From the news article I understood that this was an experimental setting, where participants were asked to perform actions in order to prevent data sharing with apple. From the news article I also interpreted that it is indeed "possible" (in the technical sense), but zero of the participants managed to get it right.

Being a software engineer / computer researcher / highly technical person (which puts them / us in a technical competent bubble), it might have been an actual surprise that zero participants managed to perform the task successfully. Add to that that they might have sourced participants from the student community in a technical university, and I don't see why their surprise is "theatrical"

Edit: As expected, quoting the original article: "The participants were recruited using the following methods: (1) posts on the university’s official LinkedIn page and (...)

Participants represented a wide variety of educational and professional backgrounds, including Computer Science and IT, Architecture, Business Administration, Art and Design, Industrial Engineering, Economics, Research and Development, and unemployed participants (...)"


Probably more like they were expecting better privacy practices than what Apple provided. One can be very competent but still surprised at just how bad things can be.

Otherwise we would be discrediting a lot of climate researchers when they are surprised that things are progressing faster than expected.


I'm thinking there's considerable difference between:

- Predict that a gigacorp, which has been lucratively monetizing user information at gigascale for many years, would prove to be darn good at protecting its sources of user information. In a world where dark patterns, incomprehensible T&C's, "just say yes" user behavior, corporate misdeeds, etc. have been well-known things for many, many years.

and

- Predict the future of the planet's climate years ahead, when state-of-the-art weather forecasting can't yet manage 2 weeks.

(Admitting that I can see a good climate researcher using "surprised" very frequently - both for public consumption, and to summarize "our very-advanced-but-usually-wrong model was wrong yet again".)


That's overly harsh, and a disingenuous analogy to draw.


(Guessing that you are not referring to my 'Either their "surprise" was purely theatrical (or journalistic gloss)' phrase.)

Do you view "university researcher" as pretty-prestigious & cool social status tier - which is provided "because they deserve it", for people who spend years grinding their way up an academic XP ladder?

Or do you see "university researcher" as expense which the public pays, because it expects considerable public benefit from the supposedly-highly-skilled work which the researcher does?

Complex dark patterns, default-to-share, users who just keep clinking Yes, and relentless monetization of user information have been routine & well-known things for quite a few years now.

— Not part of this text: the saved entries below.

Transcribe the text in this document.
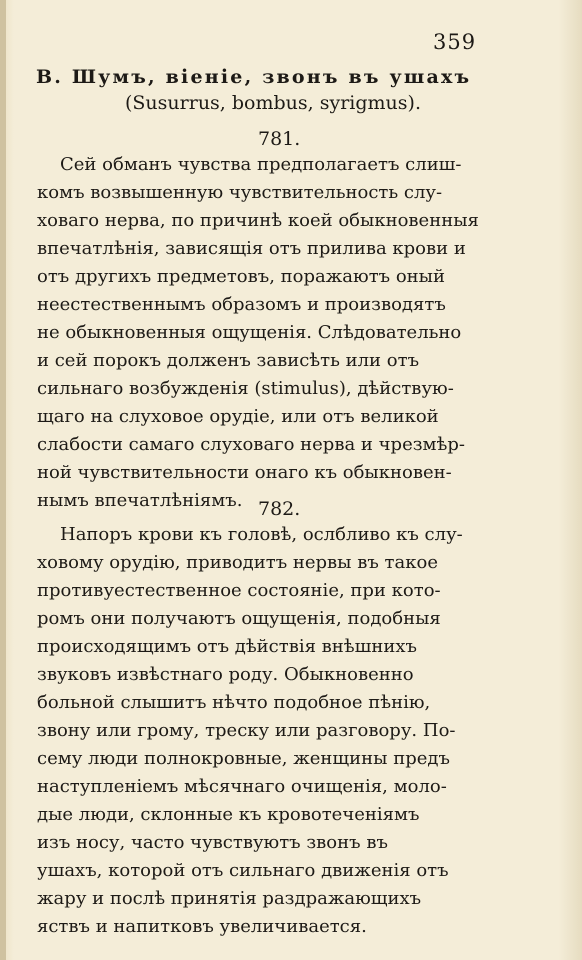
359
В. Шумъ, віеніе, звонъ въ ушахъ
(Susurrus, bombus, syrigmus).
781.
Сей обманъ чувства предполагаетъ слиш-
комъ возвышенную чувствительность слу-
ховаго нерва, по причинѣ коей обыкновенныя
впечатлѣнія, зависящія отъ прилива крови и
отъ другихъ предметовъ, поражаютъ оный
неестественнымъ образомъ и производятъ
не обыкновенныя ощущенія. Слѣдовательно
и сей порокъ долженъ зависѣть или отъ
сильнаго возбужденія (stimulus), дѣйствую-
щаго на слуховое орудіе, или отъ великой
слабости самаго слуховаго нерва и чрезмѣр-
ной чувствительности онаго къ обыкновен-
нымъ впечатлѣніямъ. 782.
Напоръ крови къ головѣ, ослбливо къ слу-
ховому орудію, приводитъ нервы въ такое
противуестественное состояніе, при кото-
ромъ они получаютъ ощущенія, подобныя
происходящимъ отъ дѣйствія внѣшнихъ
звуковъ извѣстнаго роду. Обыкновенно
больной слышитъ нѣчто подобное пѣнію,
звону или грому, треску или разговору. По-
сему люди полнокровные, женщины предъ
наступленіемъ мѣсячнаго очищенія, моло-
дые люди, склонные къ кровотеченіямъ
изъ носу, часто чувствуютъ звонъ въ
ушахъ, которой отъ сильнаго движенія отъ
жару и послѣ принятія раздражающихъ
яствъ и напитковъ увеличивается.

I hope I wouldn't come into this with either of those preconceived notions, as it sounds like a false dichotomy. University researchers are a mixed bag; I was one myself for a brief stint in a former life. Generally speaking the vast majority of them have at least a genuine desire to advance human knowledge.

> Complex dark patterns etc.. have been routine & well-known things for quite a few years now.

That doesn't put some kind of ban on experts being surprised.